Saturday, October 4, 2008

Venice! Wednesday 1st October 2008


Chips and pizza - does it get any better than this?

Check out the little devil in the foreground - creepy!

Judith and Holefernes - me crying ...











Wednesday 1st October 2008
Venice – the city of love and afternoon sleeps and sunshine and expensive frickin coffee, yes we were sucked in by the Piazza San Marco like molto tourista before us – 27.00 EURO; do the calculations, it was incredibly expensive!
We jumped aboard the train to Venice from Trieste – it’s a two hour train ride along some pretty rugged and beautiful Italian coastline. I attempted to capture this with photos but like most amazing experiences it’s difficult to capture the essence of it when excluding the periphery.
The waters of Venice are blue, beautifully blue and it’s something that really adds to Venice’s spectacular beauty. The Medici’s and their love for art is everywhere, hidden in corners or flouted in the street – it’s a saturation that I have never experienced before and it takes Venice from the beautiful to the sublime. Venice train station is an intense disappointment however, when you are powering into the city, train on a thin slice land in a landscape of water, it feels like you’re in a scene from Spirited Away. Sorry, I always bring it back to Myazaki – I just can’t seem to help it. When you arrive at the train station it’s like a scene from the Bronx, (or what I imagine anyway) a gritty, ugly, semi modern building plonked unceremoniously next to a mega multi-storied car park – how can this be Venice railway? Inside, a plethora of shops dedicated to cheap trinkets and Murano glass.
Step out and look up the sky was blue, the water reflected the sky and we knew straight away we were lucky and this day was magic! The children were well behaved, which has been an arbitrary thing this holiday, and as our tummies rumbled we turned a corner into a little street with the most fabulous Pizzaria, cheap as chips and the friendliest guy in Italy running it – fantastico. Does it get any better?

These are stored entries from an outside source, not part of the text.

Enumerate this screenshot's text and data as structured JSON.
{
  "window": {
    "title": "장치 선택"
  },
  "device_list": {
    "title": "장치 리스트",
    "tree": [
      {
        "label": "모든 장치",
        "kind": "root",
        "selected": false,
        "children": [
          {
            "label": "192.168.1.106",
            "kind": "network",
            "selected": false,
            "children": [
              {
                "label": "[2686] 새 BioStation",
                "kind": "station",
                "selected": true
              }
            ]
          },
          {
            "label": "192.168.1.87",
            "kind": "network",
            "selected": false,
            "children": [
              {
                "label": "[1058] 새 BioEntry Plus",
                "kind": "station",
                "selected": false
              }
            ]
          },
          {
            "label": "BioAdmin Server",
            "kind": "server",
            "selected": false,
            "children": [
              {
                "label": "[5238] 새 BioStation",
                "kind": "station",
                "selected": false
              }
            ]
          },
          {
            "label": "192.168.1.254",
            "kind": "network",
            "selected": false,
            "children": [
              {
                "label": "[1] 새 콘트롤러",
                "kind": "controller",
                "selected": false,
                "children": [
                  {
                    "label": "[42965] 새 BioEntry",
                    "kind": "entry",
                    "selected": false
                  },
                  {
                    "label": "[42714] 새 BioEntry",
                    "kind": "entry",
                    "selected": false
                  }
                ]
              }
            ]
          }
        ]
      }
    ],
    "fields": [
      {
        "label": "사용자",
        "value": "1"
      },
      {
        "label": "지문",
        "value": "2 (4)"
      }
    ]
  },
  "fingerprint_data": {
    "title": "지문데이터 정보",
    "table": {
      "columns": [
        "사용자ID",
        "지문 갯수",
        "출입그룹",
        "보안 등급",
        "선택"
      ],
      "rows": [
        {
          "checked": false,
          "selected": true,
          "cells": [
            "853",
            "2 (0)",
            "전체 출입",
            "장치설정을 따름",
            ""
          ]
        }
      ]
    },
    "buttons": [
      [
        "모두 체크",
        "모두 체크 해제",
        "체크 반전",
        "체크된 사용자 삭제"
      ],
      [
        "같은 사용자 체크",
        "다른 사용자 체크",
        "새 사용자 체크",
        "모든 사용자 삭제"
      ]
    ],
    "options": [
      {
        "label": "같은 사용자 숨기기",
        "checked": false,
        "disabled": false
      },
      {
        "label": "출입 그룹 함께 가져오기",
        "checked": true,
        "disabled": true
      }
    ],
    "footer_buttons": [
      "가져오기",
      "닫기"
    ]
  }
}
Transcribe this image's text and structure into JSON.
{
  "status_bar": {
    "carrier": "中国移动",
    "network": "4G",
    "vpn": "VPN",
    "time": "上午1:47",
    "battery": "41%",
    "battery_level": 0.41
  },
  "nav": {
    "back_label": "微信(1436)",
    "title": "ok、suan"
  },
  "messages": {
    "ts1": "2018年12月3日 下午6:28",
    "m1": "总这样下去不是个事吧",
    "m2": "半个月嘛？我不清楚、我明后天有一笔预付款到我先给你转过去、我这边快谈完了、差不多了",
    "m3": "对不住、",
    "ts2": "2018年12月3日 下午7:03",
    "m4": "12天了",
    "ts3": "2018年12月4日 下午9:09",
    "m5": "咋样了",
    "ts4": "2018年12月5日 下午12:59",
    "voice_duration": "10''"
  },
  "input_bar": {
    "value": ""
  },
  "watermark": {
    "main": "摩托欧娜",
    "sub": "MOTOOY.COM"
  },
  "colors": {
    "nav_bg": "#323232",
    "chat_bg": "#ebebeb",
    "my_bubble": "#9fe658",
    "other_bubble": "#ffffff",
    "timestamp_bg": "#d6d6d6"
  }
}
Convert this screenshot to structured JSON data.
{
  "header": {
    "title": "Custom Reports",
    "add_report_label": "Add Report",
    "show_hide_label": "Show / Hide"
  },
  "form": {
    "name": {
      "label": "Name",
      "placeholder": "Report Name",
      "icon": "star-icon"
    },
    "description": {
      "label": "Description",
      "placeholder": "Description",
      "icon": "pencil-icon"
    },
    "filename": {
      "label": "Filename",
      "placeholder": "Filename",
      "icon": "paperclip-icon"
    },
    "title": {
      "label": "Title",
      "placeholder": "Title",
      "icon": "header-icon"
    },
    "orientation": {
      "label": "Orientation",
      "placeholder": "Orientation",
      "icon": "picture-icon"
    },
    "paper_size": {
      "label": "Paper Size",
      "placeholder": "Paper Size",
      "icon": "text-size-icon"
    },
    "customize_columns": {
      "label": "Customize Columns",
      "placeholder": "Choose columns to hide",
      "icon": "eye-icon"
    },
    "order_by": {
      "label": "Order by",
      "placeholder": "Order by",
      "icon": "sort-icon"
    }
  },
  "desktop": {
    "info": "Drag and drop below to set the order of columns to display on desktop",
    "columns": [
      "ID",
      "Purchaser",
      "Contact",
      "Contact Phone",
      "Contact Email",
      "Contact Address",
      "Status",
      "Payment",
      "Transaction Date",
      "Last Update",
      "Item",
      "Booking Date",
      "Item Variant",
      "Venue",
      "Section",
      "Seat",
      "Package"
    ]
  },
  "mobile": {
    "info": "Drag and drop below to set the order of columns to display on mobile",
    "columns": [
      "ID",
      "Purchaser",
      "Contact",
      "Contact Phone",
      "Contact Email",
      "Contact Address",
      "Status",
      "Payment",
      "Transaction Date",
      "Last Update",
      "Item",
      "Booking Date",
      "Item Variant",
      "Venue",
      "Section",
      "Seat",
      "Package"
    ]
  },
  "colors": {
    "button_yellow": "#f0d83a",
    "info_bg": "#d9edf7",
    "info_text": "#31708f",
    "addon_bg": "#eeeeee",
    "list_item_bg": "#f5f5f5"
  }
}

Well yeah it does - some of you may know I have an absolute passion for Artimesia Gentelesci – since years ago a friend of mine wrote her art thesis on the painter and the story consumed me – she often painted Judith and Holefernes – the story of, representing the head of Holefernes as her rapist – Artemisia’s rape case was one of the first recorded in the Modern world, of which of course Italy was the centre and Venice was a superpower - and although the hoped for outcome was to force the rapist to marry her (which never happened, he was already married) it was still a moment in time where women’s rights moved forward – especially against the Catholic church who made such a big mess of it in the first place. In a free little musical museo with some fabulous classic antique instruments there was hiding at the bottom of a stairwell ‘Judith and Holferenes’ – well I burst in to tears truly cried my eyes out overwhelmed and so very pleased. Like I said before the city is magic.
I felt a real jolt of excitement walking out where I could see the main canal. Venice really is as absolutely incredible as I always suspected and was told. It’s special – that’s all you can say without seeing it yourself – the little streets, the well behaved tourists; yes even us; and just the simple beauty of everything bathed in a sift sunshine!
In many old cities the old begins to sink under a swathe of modern needs, but Venice is well maintained old city and a city on the water to boot. Nothing is built new in Venice the facades have been cared for and the insides addressed – many basements are underwater and this adds to the charm of the pretty city.
I’ll let the photos say the rest but there was one more thing I needed to comment on and that is the incredibly rude overt slight on womanhood I witnessed in Venice. Filling an entire four story wall was the history of ‘The Virgin’ all the way back to ‘Jesse’ there were these huge life size if not larger figures representing all the famous first part of the bible; it took me a moment and I realized there were no women; no other mother besides the virgin existed on this huge dedication to the virgins family tree, to be honest I think she should count herself lucky to be on it at all!
We left Venice a weary but happy bunch on the train home snuggled together and imagining coming back again another day WITHOUT young children.